There was nothing wrong with my first wife, who remains my oldest friend. There was nothing wrong with science, and my years as a scientist were not wasted years.

In Philadelphia, I saw men (and women) pursuing intellectual ends with a ferocity that absolutely staggered me The dialectical tradition of the Talmud was unleashed in the coffee room; People were humiliated, punched, shot down in flames to roars of laughter. I was appalled at the time, but guess what I think now.

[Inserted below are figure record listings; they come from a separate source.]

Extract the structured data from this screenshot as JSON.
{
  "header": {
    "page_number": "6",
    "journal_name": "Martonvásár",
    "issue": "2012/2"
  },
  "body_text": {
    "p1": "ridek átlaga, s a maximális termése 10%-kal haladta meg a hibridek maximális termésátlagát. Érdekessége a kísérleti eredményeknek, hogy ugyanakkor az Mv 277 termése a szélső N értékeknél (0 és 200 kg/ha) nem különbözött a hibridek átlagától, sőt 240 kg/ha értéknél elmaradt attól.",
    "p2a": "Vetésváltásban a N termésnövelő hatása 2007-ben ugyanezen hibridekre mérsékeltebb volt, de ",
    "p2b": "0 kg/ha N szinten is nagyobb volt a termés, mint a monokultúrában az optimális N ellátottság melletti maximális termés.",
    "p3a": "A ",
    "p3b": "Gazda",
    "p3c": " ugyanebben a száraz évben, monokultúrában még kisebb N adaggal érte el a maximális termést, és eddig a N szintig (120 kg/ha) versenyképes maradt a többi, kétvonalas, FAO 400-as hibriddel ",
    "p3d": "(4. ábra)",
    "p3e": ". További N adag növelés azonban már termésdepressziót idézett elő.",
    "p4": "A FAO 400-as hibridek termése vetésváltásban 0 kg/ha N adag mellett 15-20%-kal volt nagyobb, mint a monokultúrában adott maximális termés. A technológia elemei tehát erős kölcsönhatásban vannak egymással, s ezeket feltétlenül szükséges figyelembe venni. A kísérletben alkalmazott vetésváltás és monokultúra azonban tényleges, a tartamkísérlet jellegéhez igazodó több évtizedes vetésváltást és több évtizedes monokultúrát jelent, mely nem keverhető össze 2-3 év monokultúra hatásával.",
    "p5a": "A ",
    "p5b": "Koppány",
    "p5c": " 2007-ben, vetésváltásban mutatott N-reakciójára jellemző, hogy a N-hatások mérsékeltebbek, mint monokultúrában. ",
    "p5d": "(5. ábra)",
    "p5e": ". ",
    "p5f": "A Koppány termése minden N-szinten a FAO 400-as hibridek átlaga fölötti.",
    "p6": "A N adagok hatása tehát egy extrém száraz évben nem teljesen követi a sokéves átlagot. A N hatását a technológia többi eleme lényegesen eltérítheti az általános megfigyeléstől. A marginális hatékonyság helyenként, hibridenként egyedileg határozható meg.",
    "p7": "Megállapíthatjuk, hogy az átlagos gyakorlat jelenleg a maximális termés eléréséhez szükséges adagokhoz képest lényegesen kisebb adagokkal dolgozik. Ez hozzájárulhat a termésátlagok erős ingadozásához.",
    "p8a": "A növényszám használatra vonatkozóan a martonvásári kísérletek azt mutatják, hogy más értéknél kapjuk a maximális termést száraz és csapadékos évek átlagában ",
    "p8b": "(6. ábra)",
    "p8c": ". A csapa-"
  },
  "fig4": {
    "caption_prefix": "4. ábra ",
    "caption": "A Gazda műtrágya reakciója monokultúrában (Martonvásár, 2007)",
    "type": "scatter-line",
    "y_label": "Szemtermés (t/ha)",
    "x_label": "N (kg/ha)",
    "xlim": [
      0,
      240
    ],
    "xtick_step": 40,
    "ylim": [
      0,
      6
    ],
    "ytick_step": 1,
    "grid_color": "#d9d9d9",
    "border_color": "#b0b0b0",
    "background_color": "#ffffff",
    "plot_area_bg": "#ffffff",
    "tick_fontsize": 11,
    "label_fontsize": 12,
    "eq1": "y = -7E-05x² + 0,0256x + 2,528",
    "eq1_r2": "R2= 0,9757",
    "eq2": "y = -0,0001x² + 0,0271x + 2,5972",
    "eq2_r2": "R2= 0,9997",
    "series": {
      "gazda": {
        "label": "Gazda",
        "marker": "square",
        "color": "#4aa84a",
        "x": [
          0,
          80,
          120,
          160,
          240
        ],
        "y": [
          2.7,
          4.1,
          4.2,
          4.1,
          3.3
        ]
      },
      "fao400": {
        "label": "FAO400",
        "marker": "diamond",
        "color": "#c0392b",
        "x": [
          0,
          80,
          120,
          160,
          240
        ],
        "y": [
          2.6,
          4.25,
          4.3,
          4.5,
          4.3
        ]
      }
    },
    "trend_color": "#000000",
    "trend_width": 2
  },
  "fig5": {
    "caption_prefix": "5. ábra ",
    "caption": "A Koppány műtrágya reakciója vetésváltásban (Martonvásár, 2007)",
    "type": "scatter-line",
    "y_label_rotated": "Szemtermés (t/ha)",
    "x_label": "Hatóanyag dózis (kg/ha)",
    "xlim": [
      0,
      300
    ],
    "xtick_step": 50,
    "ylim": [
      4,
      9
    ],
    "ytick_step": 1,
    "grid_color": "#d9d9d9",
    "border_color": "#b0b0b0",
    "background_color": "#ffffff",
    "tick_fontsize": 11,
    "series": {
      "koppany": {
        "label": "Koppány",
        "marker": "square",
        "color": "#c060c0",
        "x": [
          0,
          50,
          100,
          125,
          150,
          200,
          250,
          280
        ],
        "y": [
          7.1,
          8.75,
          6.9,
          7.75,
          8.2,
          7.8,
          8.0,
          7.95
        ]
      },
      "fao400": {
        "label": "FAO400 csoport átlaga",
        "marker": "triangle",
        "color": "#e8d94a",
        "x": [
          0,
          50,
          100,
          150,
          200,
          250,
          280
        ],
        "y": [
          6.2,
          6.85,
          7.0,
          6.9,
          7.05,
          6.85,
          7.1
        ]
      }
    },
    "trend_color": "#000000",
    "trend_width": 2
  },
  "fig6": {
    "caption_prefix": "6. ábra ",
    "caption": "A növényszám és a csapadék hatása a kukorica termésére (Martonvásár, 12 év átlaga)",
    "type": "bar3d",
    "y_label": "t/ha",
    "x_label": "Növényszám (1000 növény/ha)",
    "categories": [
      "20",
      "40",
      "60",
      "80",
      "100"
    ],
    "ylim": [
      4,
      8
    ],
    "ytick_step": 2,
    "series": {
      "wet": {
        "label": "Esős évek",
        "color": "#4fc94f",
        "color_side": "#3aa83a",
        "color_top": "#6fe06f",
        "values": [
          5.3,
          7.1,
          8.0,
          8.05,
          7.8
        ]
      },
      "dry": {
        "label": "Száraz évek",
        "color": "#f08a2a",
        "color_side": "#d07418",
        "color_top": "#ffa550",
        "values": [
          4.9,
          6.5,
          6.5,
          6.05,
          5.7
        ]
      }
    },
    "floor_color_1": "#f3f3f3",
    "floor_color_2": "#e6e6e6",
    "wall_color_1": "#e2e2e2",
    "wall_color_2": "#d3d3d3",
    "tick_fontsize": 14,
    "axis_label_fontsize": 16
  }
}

Al Mildvan, my boss, literally ran around the lab. The place was an intoxicant, and if I got sick when I should have gotten high, that was my fault. Those East Coast Jews were real creators. They knew how to work, and their work was all that mattered to them Ego just didn’t come into it.

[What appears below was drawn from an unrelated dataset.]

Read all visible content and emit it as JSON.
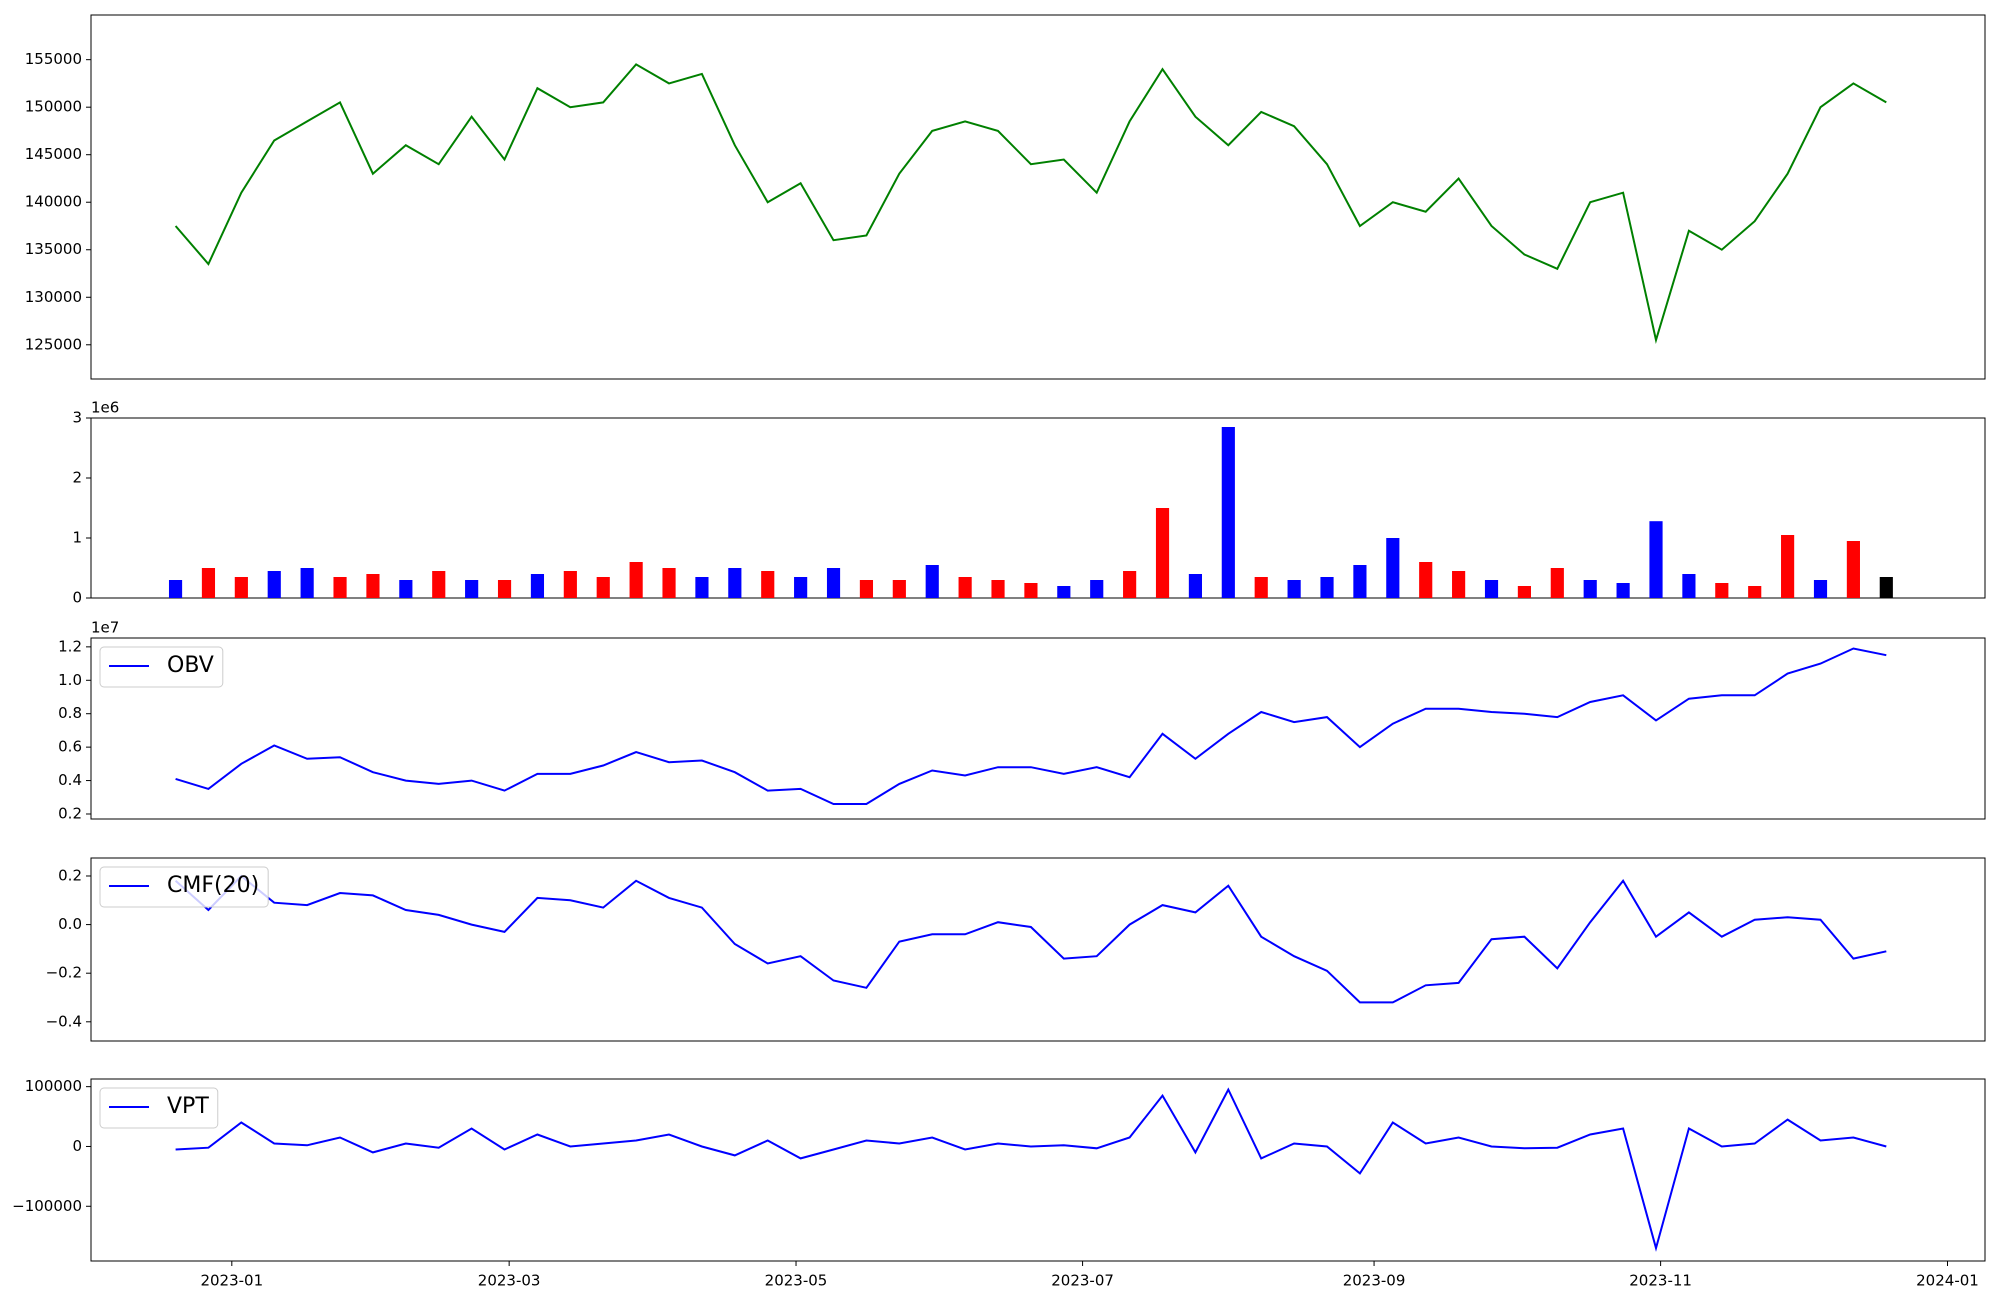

I wish I could go on to say that I pursue fiction the way they pursued biology, but I can’t. How can I work like that in this hole? Australia is Sleepy Hollow of the Western World, and any old shit is good enough out here. But I do work harder, and at a higher level, because of my experiences as a scientist.

I don’t hold with that old woman’s talk that ambition is all wrong. Australians aren’t ambitious enough. Aggression has its place, too. And Australians are far too sensitive to pain.

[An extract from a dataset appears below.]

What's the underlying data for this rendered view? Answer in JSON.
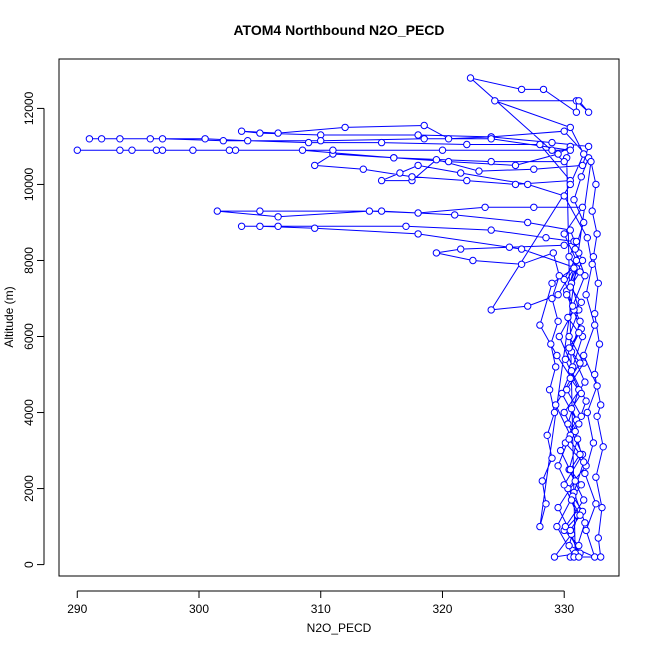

Battle is the only means by which both science and art advance! In my recent fiction, I have tried to inject a little yang into the yin of Australian writing, which I find, for the most part, pathetically soft and feeble. I have done this, because I am seriously concerned that Australia may end up with a British flag and an Argentine economy.

Consider, when you consider my recent novels – Moonlite, Plumbum, Dog Rock, Christian Rosy Cross, Poles Apart – not all of them published yet the ‘pattern’ of the martial artist: a series of ritualised aggressive and defensive movements, performed with skill, speed, strength and assurance. That’s the effect I was aiming for. Biting satire is a savage literary form, and I must eventually abandon it and turn to something more lyrical. Not because there’s anything wrong with satire; it’s just I want to explore areas that he outside its ambit, and I am getting older.

Lots of people have helped me as a voter. A few names that come to mind are Geoffrey Blainey, Patrick White, Rosemary Creswell, Michael Wilding, Brian Johns, Brian Stonier, Eric Rolls, Loonie Kramer, Elizabeth Harrower, Stephen Murray-Smith. But if I had to choose one, it would be Geoffrey Dutton, he’s one of the last true men of letters in this country and he’ll be hard to replace.